Às
vezes, o risco de olhar o ponto é esquecer que ele faz parte de um conjunto.
Esse é o caso, sem dúvida, da atual problemática sobre a qual município
pertencerá o Centro de Distribuição d’O Boticário (ainda em construção). Como
amplamente divulgado, o empreendimento resultou em um verdadeiro cabo de guerra
entre a administração municipal de Feira de Santana e a administração municipal
de São Gonçalo dos Campos. O prefeito de São Gonçalo alega que toda a
negociação para a instalação da empresa, sob condução do governo estadual,
sempre indicou o seu município. Por sua vez, aqueles secretários municipais de
Feira que se pronunciaram sobre a questão alegaram possuir mapas que
tecnicamente comprovam a localização feirense do empreendimento. Em ambos os
casos, a preocupação exclusiva demonstrada até agora é com a arrecadação que
pode ser garantida – Algo em torno de R$ 3 milhões de receita de ICMS por ano,
segundo o prefeito de São Gonçalo. Justamente aqui é cabível um “porém” não
somente porque nada garante que essa massa de recursos terá realmente o uso
orientado para as necessidades da maioria da população em qualquer um dos dois
municípios, mas principalmente porque ao que parece se esqueceu o principal
nessa disputa: a questão dos limites territoriais Feira-São Gonçalo não se
resume nem de longe à localização do Centro de Distribuição.
Na
verdade, as autoridades municipais de ambas as partes pouco se pronunciaram
sobre o abandono histórico a que foi deixada a população das áreas em vista. Em
contexto de acelerado crescimento urbano, com a criação de loteamentos,
condomínios e as chamadas “invasões”, não têm direitos básicos atendidos milhares
de pessoas residentes nas localidades Edite Figueiredo, São João, Ouro Verde,
Parque Viver, Jardim Aliança, Regina Regis, Alameda das Árvores, dentre outras (A
confusão abrange desde bairros como Sérgio Carneiro até povoados como Boa Hora).

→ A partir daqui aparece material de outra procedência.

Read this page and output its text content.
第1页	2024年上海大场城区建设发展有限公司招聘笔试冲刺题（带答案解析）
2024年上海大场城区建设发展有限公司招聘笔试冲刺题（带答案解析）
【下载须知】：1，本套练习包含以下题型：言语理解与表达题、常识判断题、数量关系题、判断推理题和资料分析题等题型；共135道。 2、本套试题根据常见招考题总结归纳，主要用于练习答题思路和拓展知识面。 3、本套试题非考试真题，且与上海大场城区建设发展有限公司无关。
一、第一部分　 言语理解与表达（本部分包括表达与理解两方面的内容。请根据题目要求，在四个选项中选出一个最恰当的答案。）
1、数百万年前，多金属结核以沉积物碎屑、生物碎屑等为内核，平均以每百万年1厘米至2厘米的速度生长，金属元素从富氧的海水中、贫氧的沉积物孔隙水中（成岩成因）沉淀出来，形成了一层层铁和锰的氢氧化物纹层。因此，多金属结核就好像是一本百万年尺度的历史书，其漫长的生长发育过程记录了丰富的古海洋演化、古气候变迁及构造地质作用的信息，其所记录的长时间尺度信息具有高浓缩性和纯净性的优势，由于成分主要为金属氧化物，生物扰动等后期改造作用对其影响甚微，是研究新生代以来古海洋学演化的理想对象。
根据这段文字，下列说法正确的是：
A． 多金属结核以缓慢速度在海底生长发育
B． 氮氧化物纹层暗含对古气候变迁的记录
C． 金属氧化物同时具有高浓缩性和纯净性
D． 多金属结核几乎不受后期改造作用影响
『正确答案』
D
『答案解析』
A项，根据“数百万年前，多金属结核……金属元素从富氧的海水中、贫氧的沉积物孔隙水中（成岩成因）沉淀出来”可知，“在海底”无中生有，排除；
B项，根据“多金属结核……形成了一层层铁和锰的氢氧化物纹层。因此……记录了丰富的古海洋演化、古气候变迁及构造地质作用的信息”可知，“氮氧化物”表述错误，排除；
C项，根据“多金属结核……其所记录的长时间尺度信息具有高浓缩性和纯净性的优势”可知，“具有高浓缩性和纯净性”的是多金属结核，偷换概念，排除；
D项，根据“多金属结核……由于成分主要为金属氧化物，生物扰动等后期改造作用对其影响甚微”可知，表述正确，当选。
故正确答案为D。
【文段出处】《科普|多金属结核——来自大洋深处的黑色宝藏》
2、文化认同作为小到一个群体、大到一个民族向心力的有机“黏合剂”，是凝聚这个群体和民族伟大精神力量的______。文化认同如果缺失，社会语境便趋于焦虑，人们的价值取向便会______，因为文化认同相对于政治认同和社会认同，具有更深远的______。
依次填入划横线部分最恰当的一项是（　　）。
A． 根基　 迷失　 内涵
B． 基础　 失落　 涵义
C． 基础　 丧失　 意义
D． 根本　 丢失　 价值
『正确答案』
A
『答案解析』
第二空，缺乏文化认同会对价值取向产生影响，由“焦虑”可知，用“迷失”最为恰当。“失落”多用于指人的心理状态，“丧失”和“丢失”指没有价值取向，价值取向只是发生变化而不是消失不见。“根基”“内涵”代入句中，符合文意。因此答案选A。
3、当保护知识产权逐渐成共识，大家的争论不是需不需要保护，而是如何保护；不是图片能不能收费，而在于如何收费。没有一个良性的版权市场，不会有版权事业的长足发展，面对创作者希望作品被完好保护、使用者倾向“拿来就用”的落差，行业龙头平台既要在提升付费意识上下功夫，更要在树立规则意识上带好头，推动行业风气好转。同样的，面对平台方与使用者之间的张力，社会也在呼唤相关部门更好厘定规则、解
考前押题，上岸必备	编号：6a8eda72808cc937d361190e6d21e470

Até então prevalecia uma espécie de “jogo de empurra”, em que aos moradores
queixosos ora se dizia que a responsabilidade pela área em que vivem era da
prefeitura de São Gonçalo, ora de Feira de Santana. Embora a mobilização
comunitária tenha garantido melhorias recentes, o dia a dia das pessoas de
localidades como o Jardim Aliança contou anos a fio com a falta de acesso à
água tratada, ruas inteiras sem energia elétrica, indefinição acerca do
atendimento básico de saúde, inexistência de qualquer linha de ônibus,
policiamento precário ou mesmo o não recebimento de correspondência por
ausência de CEP!
O
problema dos limites territoriais não é novo, pois resulta dos erros na
definição da área do Centro Industrial do Subaé (CIS), das relações de
compadrio político ainda na década de 1970, de interesses econômicos desse ou
daquele proprietário beneficiado com o estado de “indefinição” e de muito
descaso público. Ambos os municípios têm “culpa no cartório” por não terem
resolvido um problema tão velho através do planejamento territorial adequado,
em especial com a elaboração de Planos Diretores de Desenvolvimento Urbano que
previssem as suas áreas de expansão. Contudo, a responsabilidade do poder
público feirense é ainda maior porque, desde o fim da década de 1990 pelo
menos, trabalhos acadêmicos e o bom senso já indicavam o rápido crescimento da
sua área urbana em direção a São Gonçalo (O dito processo de “conurbação”). Portanto,
o mais importante da discussão não é a localização de seja lá qual
empreendimento, mas a inclusão de milhares pessoas de fato e de direito em um
município que garanta os seus direitos como cidadãos. Espero que os critérios
técnicos do trabalho conduzido pela Superintendência de Estudos Sociais e
Econômicos (SEI), que atualmente faz estudo da situação com base na legislação
estadual que prevê a revisão dos limites municipais (Lei estadual 12.057/2011),
também não reduzam a realidade social apenas em função de interesses econômicos
ou conveniência política momentânea. Para tanto, importa muito a opinião dos
moradores e análise de onde estão os seus vínculos familiares, de trabalho, de estudo,
eleitorais, de lazer, busca por serviços e com o atendimento público. Nesse
processo quem tem que ganhar não é o cofre dessa ou daquela prefeitura, mas a
população do limite Feira-São Gonçalo.